Claims priority of application No. 14196046 (EP), filed on Dec. 3, 2014.
Prior Publication US 2020/0392254 A1, Dec. 17, 2020
Int. Cl. C07K 16/46 (2006.01); A61K 39/395 (2006.01); C07K 16/28 (2006.01); C07K 16/30 (2006.01); C07K 16/32 (2006.01); C07K 16/44 (2006.01); G01N 33/53 (2006.01); A61K 39/00 (2006.01)
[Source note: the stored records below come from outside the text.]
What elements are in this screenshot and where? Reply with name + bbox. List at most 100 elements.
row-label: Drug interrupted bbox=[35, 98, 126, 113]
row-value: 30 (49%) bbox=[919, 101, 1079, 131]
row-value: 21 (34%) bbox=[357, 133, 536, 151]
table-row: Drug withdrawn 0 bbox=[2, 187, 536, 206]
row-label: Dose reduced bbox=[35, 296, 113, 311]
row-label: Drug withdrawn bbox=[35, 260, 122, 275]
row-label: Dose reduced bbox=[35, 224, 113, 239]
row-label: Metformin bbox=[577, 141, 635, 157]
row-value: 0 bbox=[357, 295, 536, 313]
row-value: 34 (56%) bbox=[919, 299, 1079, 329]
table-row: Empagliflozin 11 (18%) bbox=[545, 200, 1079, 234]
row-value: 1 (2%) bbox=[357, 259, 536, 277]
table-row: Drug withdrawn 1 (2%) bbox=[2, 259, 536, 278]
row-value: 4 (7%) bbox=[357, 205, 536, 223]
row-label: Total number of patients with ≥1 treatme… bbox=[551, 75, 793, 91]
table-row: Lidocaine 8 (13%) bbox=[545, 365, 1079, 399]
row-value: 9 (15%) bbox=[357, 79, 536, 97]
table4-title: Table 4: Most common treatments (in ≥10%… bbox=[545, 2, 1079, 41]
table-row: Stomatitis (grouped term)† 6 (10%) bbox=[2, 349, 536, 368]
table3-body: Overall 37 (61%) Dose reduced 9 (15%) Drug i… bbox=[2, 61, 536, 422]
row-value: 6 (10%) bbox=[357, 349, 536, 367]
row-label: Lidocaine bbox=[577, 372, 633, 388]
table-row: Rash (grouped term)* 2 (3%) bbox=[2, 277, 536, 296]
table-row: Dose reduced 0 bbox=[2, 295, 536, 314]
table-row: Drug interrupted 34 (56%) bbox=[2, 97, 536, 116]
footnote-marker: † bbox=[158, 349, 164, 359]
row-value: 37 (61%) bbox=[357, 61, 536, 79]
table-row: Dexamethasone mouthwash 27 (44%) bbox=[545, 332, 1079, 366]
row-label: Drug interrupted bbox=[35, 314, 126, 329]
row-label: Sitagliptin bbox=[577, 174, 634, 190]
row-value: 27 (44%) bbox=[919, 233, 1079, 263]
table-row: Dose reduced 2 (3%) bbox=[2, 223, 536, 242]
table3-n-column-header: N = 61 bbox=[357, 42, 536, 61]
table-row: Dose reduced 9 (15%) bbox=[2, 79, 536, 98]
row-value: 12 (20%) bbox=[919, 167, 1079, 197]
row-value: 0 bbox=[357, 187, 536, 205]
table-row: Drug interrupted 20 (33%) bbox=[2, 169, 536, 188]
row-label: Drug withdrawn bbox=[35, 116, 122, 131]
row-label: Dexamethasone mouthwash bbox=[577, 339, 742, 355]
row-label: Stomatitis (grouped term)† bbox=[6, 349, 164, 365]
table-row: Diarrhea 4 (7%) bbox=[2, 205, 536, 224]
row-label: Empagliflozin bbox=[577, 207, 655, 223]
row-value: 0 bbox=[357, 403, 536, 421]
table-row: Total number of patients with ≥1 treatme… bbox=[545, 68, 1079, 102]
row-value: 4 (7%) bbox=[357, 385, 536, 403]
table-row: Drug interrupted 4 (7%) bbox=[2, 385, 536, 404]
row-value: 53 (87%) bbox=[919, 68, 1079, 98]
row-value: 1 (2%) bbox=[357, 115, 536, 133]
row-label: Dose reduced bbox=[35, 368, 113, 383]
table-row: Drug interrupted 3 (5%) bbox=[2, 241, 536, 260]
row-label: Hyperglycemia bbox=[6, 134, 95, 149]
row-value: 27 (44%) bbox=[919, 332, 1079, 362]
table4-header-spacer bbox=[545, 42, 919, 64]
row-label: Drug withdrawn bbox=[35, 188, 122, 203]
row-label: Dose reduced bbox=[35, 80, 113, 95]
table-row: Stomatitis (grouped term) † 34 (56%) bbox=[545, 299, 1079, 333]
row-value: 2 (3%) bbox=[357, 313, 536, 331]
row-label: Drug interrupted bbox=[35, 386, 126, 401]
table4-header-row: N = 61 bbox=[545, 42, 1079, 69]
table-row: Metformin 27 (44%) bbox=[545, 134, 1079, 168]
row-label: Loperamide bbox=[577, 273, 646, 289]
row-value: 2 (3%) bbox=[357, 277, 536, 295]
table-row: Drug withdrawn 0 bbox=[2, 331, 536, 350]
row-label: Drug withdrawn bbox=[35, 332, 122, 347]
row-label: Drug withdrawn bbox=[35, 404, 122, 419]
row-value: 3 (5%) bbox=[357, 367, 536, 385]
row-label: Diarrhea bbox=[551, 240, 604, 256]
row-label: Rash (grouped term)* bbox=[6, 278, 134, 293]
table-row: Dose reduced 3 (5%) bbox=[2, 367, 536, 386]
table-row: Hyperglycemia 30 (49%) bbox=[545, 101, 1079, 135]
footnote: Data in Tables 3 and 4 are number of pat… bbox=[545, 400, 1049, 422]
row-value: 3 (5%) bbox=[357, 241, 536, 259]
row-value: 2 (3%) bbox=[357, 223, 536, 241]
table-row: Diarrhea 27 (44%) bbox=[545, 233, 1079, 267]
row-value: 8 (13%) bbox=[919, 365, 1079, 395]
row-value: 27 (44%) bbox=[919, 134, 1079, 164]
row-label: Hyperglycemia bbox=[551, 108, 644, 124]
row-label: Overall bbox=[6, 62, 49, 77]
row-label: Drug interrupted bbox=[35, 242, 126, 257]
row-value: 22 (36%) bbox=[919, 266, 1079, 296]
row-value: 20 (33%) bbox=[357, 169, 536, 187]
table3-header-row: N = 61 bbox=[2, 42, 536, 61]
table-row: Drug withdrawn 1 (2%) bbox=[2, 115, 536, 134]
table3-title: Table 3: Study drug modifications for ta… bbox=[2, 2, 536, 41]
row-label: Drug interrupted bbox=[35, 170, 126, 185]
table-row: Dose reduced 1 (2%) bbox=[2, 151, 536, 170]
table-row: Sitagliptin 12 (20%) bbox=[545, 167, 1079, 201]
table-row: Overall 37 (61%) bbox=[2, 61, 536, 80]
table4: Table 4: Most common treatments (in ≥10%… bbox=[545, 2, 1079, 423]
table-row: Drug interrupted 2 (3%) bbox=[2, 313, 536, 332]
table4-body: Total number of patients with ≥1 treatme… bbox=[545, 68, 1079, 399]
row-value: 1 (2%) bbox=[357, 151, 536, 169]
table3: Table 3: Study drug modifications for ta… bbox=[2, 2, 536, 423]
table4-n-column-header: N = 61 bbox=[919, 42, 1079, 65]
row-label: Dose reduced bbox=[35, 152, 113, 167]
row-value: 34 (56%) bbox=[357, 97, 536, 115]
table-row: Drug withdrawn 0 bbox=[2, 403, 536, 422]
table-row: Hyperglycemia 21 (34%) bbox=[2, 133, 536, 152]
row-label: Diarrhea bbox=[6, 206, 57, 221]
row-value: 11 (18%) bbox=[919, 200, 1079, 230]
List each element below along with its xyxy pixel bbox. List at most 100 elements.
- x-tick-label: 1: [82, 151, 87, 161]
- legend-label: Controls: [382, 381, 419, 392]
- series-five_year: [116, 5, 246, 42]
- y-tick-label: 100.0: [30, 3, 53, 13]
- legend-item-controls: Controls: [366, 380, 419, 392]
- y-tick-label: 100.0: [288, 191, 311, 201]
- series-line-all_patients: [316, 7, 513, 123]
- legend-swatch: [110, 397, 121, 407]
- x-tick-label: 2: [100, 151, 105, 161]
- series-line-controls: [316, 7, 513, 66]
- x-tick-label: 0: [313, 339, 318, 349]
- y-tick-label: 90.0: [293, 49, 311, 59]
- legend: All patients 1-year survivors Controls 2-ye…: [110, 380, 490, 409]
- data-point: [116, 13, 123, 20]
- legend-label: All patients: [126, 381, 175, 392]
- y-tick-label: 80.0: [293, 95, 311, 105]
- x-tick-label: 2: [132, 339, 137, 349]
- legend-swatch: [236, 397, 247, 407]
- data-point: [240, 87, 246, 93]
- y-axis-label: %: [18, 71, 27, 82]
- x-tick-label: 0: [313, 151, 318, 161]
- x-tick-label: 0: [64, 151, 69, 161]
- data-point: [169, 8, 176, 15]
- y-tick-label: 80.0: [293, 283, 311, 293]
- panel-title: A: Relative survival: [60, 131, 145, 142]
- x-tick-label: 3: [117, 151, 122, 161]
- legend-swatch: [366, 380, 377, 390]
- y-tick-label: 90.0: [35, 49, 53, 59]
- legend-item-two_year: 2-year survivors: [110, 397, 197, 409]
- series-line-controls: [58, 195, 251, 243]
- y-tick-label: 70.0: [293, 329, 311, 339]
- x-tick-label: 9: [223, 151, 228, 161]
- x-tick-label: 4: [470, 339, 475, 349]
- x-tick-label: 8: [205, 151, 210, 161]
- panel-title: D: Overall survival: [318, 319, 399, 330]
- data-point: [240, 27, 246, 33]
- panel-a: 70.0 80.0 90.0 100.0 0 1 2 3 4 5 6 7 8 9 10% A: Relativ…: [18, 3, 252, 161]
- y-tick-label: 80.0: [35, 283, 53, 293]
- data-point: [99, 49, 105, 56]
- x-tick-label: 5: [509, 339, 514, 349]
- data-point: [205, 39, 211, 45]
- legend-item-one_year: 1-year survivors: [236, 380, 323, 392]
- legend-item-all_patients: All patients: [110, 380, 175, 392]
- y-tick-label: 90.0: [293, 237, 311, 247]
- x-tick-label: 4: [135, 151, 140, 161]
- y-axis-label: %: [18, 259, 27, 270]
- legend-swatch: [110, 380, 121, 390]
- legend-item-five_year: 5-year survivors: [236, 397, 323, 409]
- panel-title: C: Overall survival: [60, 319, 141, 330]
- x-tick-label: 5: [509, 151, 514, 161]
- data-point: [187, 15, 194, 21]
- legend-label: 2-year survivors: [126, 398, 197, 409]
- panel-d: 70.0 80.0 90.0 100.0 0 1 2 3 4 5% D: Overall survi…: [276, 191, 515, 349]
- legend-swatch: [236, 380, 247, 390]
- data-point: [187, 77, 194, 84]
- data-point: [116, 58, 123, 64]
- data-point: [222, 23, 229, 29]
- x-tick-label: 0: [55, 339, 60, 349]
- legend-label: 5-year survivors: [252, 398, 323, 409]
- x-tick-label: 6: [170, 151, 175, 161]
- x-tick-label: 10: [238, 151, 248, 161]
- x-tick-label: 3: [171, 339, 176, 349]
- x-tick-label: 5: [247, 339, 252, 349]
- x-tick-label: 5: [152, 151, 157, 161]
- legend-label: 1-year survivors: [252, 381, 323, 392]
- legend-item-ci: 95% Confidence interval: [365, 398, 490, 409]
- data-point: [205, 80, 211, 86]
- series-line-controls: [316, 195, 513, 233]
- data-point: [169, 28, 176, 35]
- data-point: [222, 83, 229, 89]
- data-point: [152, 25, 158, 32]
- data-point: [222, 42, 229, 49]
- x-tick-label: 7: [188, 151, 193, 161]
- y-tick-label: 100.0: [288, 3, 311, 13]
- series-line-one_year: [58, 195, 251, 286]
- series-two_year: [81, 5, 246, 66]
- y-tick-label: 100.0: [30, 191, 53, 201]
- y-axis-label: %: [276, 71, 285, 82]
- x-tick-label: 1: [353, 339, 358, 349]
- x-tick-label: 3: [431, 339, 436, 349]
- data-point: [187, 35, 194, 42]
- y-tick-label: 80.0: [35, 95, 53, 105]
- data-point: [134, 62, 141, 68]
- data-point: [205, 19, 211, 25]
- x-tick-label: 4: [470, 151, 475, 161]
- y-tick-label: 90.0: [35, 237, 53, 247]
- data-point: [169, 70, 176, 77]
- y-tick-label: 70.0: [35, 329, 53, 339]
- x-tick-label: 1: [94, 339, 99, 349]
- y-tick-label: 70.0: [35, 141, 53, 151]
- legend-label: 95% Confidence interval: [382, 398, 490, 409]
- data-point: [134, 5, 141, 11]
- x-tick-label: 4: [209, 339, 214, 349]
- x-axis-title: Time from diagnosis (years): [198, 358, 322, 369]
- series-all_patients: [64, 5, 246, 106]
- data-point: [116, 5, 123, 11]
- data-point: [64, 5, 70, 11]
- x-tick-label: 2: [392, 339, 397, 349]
CPC C07K 16/468 (2013.01) [A61K 39/395 (2013.01); C07K 16/2803 (2013.01); C07K 16/2878 (2013.01); C07K 16/2896 (2013.01); C07K 16/303 (2013.01); C07K 16/32 (2013.01); C07K 16/44 (2013.01); G01N 33/53 (2013.01); A61K 2039/505 (2013.01); C07K 2317/35 (2013.01); C07K 2317/524 (2013.01); C07K 2317/55 (2013.01); C07K 2317/56 (2013.01); C07K 2317/60 (2013.01); C07K 2317/622 (2013.01); C07K 2317/64 (2013.01); C07K 2317/73 (2013.01); C07K 2319/70 (2013.01); C07K 2319/72 (2013.01)] 8 Claims
 
1. A multispecific antibody comprising at least three antigen binding sites, wherein two antigen binding sites are formed by a first Fab fragment comprising a constant heavy chain domain (CH1) and a constant light chain domain (CL) and a second Fab fragment comprising a constant heavy chain domain (CH1) and a constant light chain domain (CL), wherein
a) a third antigen binding site is formed by a variable heavy chain domain (VH3) and a variable light chain domain (VL3), wherein
the N-terminus of the VH3 domain is connected to the C-terminus of the CH1 or CL of the first Fab fragment via a first peptide connector, and
the N-terminus of the VL3 domain is connected to the C-terminus of the CH1 or CL of the second Fab fragment via a second peptide connector,
wherein the third binding site is disulfide stabilized by introduction of cysteine residues at the following positions to form a disulfide bond between the VH3 and VL3 domains, according to Kabat numbering:
(i) VH3 at position 44, and VL3 at position 100;
(ii) VH3 at position 105, and VL3 at position 43; or
(iii) VH3 at position 101, and VL3 at position 100;
b) the multispecific antibody comprises a first and a second constant heavy chain domains 3 (CH3), which are altered to promote heterodimerization by
i) generation of a protuberance in the first CH3 domain by substituting at least one original amino acid residue with an amino acid residue having a larger side chain volume than the original amino acid residue, and generation of a cavity in the second CH3 domain by substituting at least one original amino acid residue with an amino acid residue having a smaller side chain volume than the original amino acid residue, such that the protuberance generated in the first CH3 domain is positionable in the cavity generated in the second CH3 domain; or substituting at least one original amino acid residue in the first CH3 domain with a positively charged amino acid, and substituting at least one original amino acid residue in the second CH3 domain with a negatively charged amino acid;
ii) introduction of at least one cysteine residue in each CH3 domain such that a disulfide bond is formed between the CH3 domains, or
iii) both modifications of i) and ii);
c) the C-terminus of the VH3 domain of the third antigen binding site is connected to the N-terminus of one of the CH3 domains, wherein the N-terminus of the CH3 domain comprises the amino acid sequence set forth in SEQ ID NO:2, and the C-terminus of the VL3 domain of the third antigen binding site is connected to the N-terminus of the other one of the CH3 domains, wherein the N-terminus of the other CH3 domain comprises the amino acid sequence set forth in SEQ ID NO:2, and
d) the multispecific antibody is devoid of constant heavy chain domains 2 (CH2).